Dh and I are in a very rough patch. We're about to start counselling. We have been talking and Dh said this to me; 'there have been times when we haven't been having sex, where I've found myself flirting with other women and realised what I'm doing, so stopped because I love you'. Do I take it that he didn't do anything and there is nothing to worry about. He's just too honest and would have been better not saying anything. Or should I be upset? At the time I wasnt happy but rather than it causing a row I just said I had thought of leaving him but hadn't. He flirted but stopped, so we'd leave it there, only it's niggling a bit now. Am I being daft and should I just forget it?
It rather depends on the context and how it was said. As you say you're in a rough path I would interpret it to mean... Other women find me attractive and I could get sex any time. So far I've stopped myself so you should feel grateful for that, but one day I might go all the way.
I don't think it's honest. I think it's somewhere between a veiled threat and arrogance.
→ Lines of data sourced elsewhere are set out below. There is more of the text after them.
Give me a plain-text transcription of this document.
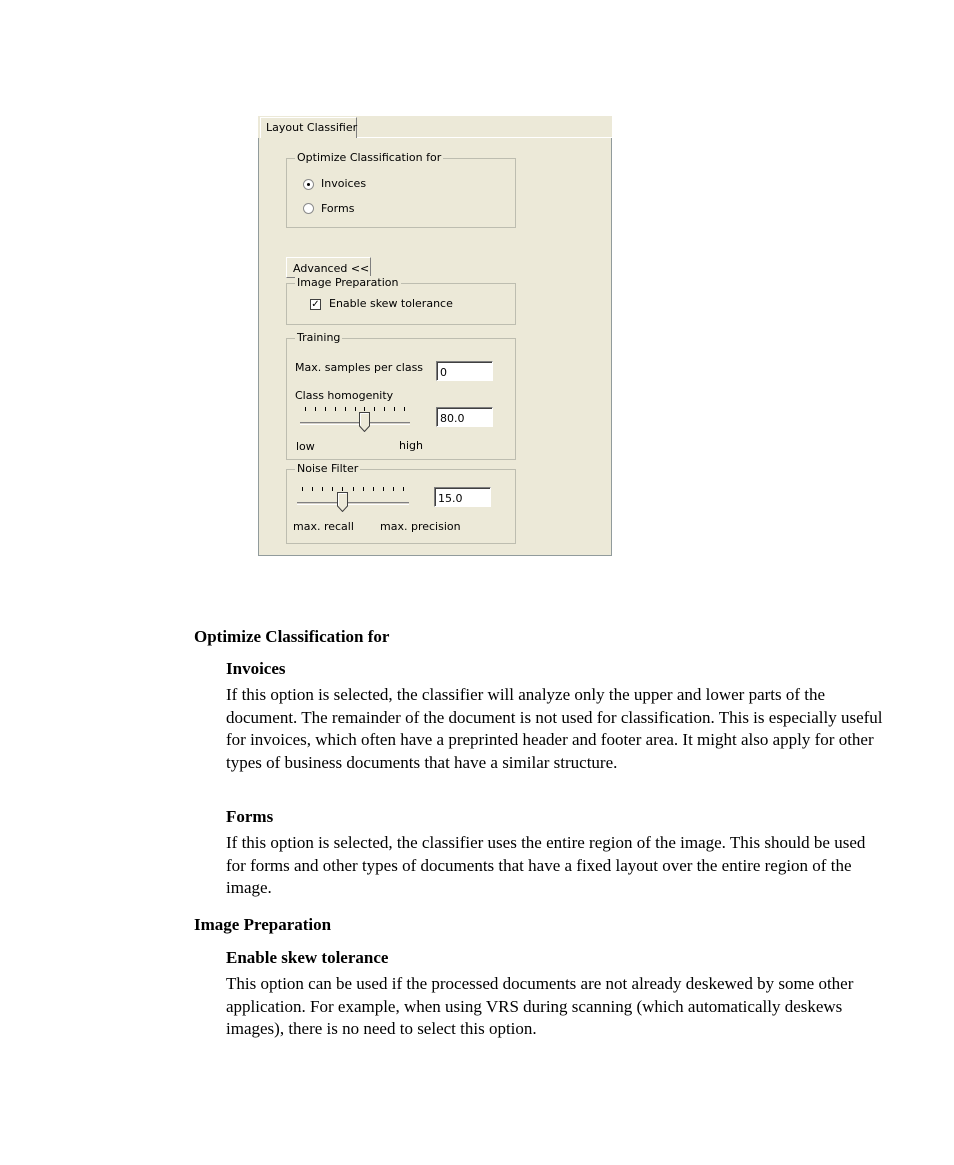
Layout Classifier
Optimize Classification for
Invoices
Forms
Advanced <<
Image Preparation
✓ Enable skew tolerance
Training
Max. samples per class
0
Class homogenity
80.0
low	high
Noise Filter
15.0
max. recall max. precision
Optimize Classification for
Invoices
If this option is selected, the classifier will analyze only the upper and lower parts of the document. The remainder of the document is not used for classification. This is especially useful for invoices, which often have a preprinted header and footer area. It might also apply for other types of business documents that have a similar structure.
Forms
If this option is selected, the classifier uses the entire region of the image. This should be used for forms and other types of documents that have a fixed layout over the entire region of the image.
Image Preparation
Enable skew tolerance
This option can be used if the processed documents are not already deskewed by some other application. For example, when using VRS during scanning (which automatically deskews images), there is no need to select this option.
He has always been of the opinion that in a relationship where there is no sex then a person is justified in having an affair, as people need affection. He hasn't because he loves me and knows he would hurt me. I have told him it would be a divorce if he ever did. He was trying to say he was doing it without realising and when he did, stopped.
I should add two very hard pregnancies were most of the time he's referring too. Plus a year of depression I had after the second. He wasn't exaggerating as it was very sparse and my choice. he always came across as understanding, although I knew it was hard for him. But now I'm a bit by no means is he the innocent party in our marriage problems. His treatment of me over the pregnancies probably warrated me leaving him. (didn't obviously) but certainly added to my avoidance of initimacy. It concerned me when he voiced his thoughts but I trusted him completely.
cigito, I think it made me feel uneasy because its the first I've heard of it. He's never admitted to anything when things have been bad and I've never had a reason to not trust him at all. Its always been a good area for us. He goes to strip clubs and that's always been ok (not everyone agrees I know) I would happily go too, but opportunity doesn't arise. but now I'm thinking it must be in these nights he goes out. So what is he up to. Why tell me? I didn't need to know, did I? Or is this just his way of hitting home how deeply a lack of intimacy has affected him at times?
Join, it's the reason we are where we are really. He's accepted he acted badly. But I think the counselling will help him to realise the extent. He's happy in our relationship and I'm not. His revelation hasn't helped the situation.
You made it sound like your "rough patch" was something you had both contributed to rather than something brought about by his poor treatment of you.
In that context, I think it was incredibly shitty of him to have started talking in those terms.
If you were both miserable and unable to see your way through to a solution and both talking about how bad things had got, then that would be OK.
If he destroyed your marriage by treating you badly, then he needs to be going in to counselling feeling contrite and wanting to work out why he thought that was ever OK.
But what he seems to be doing is having a self-pity party (poor me, you didn't want sex) and deliberately trying to make you feel insecure about his affections and commitment before you start counselling.
Basically, I think he's being a manipulative shite, here.
join, I suppose I'm trying to approach the issue of 'us' needing counselling as a joint problem. If I go in and say its all him, that can't be right can it? I'm not perfect and my depression has affected our relationship, but the op was his response to that. But my genuine feelings are that, yes he broke the marriage with the pregnancy issues, his arrogance and need to be in control I try so hard to not just see the bad side of him. But MN has helped highlight things that have been wrong and I have started to check out of the relationship He didn't want to go to counselling saying 'I'm happy in our relationship, if you go and get better then it will be ok'. He's going because i want him to. said he will take it seriously and not be akward. He needs it more than me, but his ego is in the way. sounds such a catch writing this!
'not be awkward' is hardly the spirit to enter counselling. Counselling means everyone wants things to get better and everyone accepts that they are going to have to adjust their attitude and behaviour to achieve that aim. If he's strolling in there thinking He's All Right Jack and the whole problem is that you need to get better then all he's going to do is pay lip-service. (Albeit serious and non-awkward lip-service) That's just a big waste of your time and the counsellor's time.
Sometimes the reason it's hard not to see someone's bad side is because it's the only side they condescend to show you....
cogito, this is a worry I have. If we go and he's not trying and comes away with attitude, then I will contibue alone. sadly with an approach to end the marriage rather than save it I suspect. join, you make a very good point. I hadn't thouhht of it like that. him blaming me I mean. Thank you for all the posts its helping.
cake his view that not having enough sex is justification for an affair says a lot about him. Add to that his poor behaviour, his 'warning shot' re the other women and dismissive attitude to counselling and you have the sum total of a selfish twonk. Sorry. You deserve so much better.